India Shows Disinterest in Getting Back its Precious Artifacts Worth $100 Million: U.S.


BANGALORE: India is well known all over the world for its rich arts and cultural history. Today, many Indian precious artifacts are scattered all over the world. But it is unfortunate to know that the concern authority is not doing enough to get it back to the country.

Most recently, in the case of Subhash Kapoor, who allegedly selling stolen Indian artifacts to museums around the world, seems to bring a new twist to the tale. Despite the U.S. government’s continuous efforts to give back $100 million worth of stolen art back to India, the host nation seems to ignore it, reports Deepak Chitnis of The American Bazaar.

According to a report by Dr. Kirit Mankodi, archaeologist and activist, the U.S. Immigration and Customs Enforcement agency has seized about $100 million worth of stolen artifacts from Kapoor’s Art of the Past business in New York. Most of the seized artifacts seem mostly to have originated from religious places around the Tamil Nadu and Madhya Pradesh.

A stone sculpture of the Buddha, which originated in the Chola era; sculpture of Bharhut Yakshi estimated at $15 million in value; a sandstone sculpture of the Mahakoka—a bird-like goddess—that was reported stolen in July of 2004 are some of the art pieces that are presently in U.S. custody. However, these artifacts are waiting for responses from the concern authority in India to hand it over to the country it belongs.

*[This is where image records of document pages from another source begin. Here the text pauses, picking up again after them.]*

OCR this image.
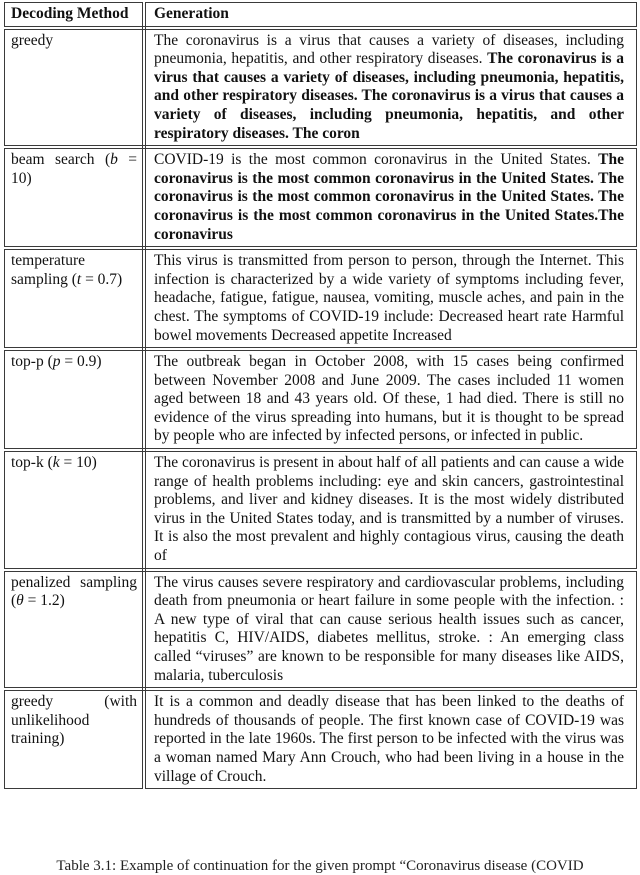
Decoding Method	Generation
greedy	The coronavirus is a virus that causes a variety of diseases, including pneumonia, hepatitis, and other respiratory diseases. The coronavirus is a virus that causes a variety of diseases, including pneumonia, hepatitis, and other respiratory diseases. The coronavirus is a virus that causes a variety of diseases, including pneumonia, hepatitis, and other respiratory diseases. The coron
beam search (b = 10)	COVID-19 is the most common coronavirus in the United States. The coronavirus is the most common coronavirus in the United States. The coronavirus is the most common coronavirus in the United States. The coronavirus is the most common coronavirus in the United States.The coronavirus
temperature sampling (t = 0.7)	This virus is transmitted from person to person, through the Internet. This infection is characterized by a wide variety of symptoms including fever, headache, fatigue, fatigue, nausea, vomiting, muscle aches, and pain in the chest. The symptoms of COVID-19 include: Decreased heart rate Harmful bowel movements Decreased appetite Increased
top-p (p = 0.9)	The outbreak began in October 2008, with 15 cases being confirmed between November 2008 and June 2009. The cases included 11 women aged between 18 and 43 years old. Of these, 1 had died. There is still no evidence of the virus spreading into humans, but it is thought to be spread by people who are infected by infected persons, or infected in public.
top-k (k = 10)	The coronavirus is present in about half of all patients and can cause a wide range of health problems including: eye and skin cancers, gastrointestinal problems, and liver and kidney diseases. It is the most widely distributed virus in the United States today, and is transmitted by a number of viruses. It is also the most prevalent and highly contagious virus, causing the death of
penalized sampling (θ = 1.2)	The virus causes severe respiratory and cardiovascular problems, including death from pneumonia or heart failure in some people with the infection. : A new type of viral that can cause serious health issues such as cancer, hepatitis C, HIV/AIDS, diabetes mellitus, stroke. : An emerging class called “viruses” are known to be responsible for many diseases like AIDS, malaria, tuberculosis
greedy (with unlikelihood training)	It is a common and deadly disease that has been linked to the deaths of hundreds of thousands of people. The first known case of COVID-19 was reported in the late 1960s. The first person to be infected with the virus was a woman named Mary Ann Crouch, who had been living in a house in the village of Crouch.
Table 3.1: Example of continuation for the given prompt “Coronavirus disease (COVID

Kelly Fritz Garrow, the Director of Communications at the Toledo Museum of Art said, “We have had no contact from the Indian side,” reports AB. “We wrote to the Indian Consulate in New York on July 13 of last year, when we first found out that there may be an issue, but we received no response to that. We wrote another letter recently [to the Embassy], when we put out the information about the items we bought from Kapoor, but once the U.S. government got involved with us, we’ve worked directly with them. We hoped to work directly with the Indian government, but that didn’t happen, so the Justice Department is our primary contact,” Garrow added.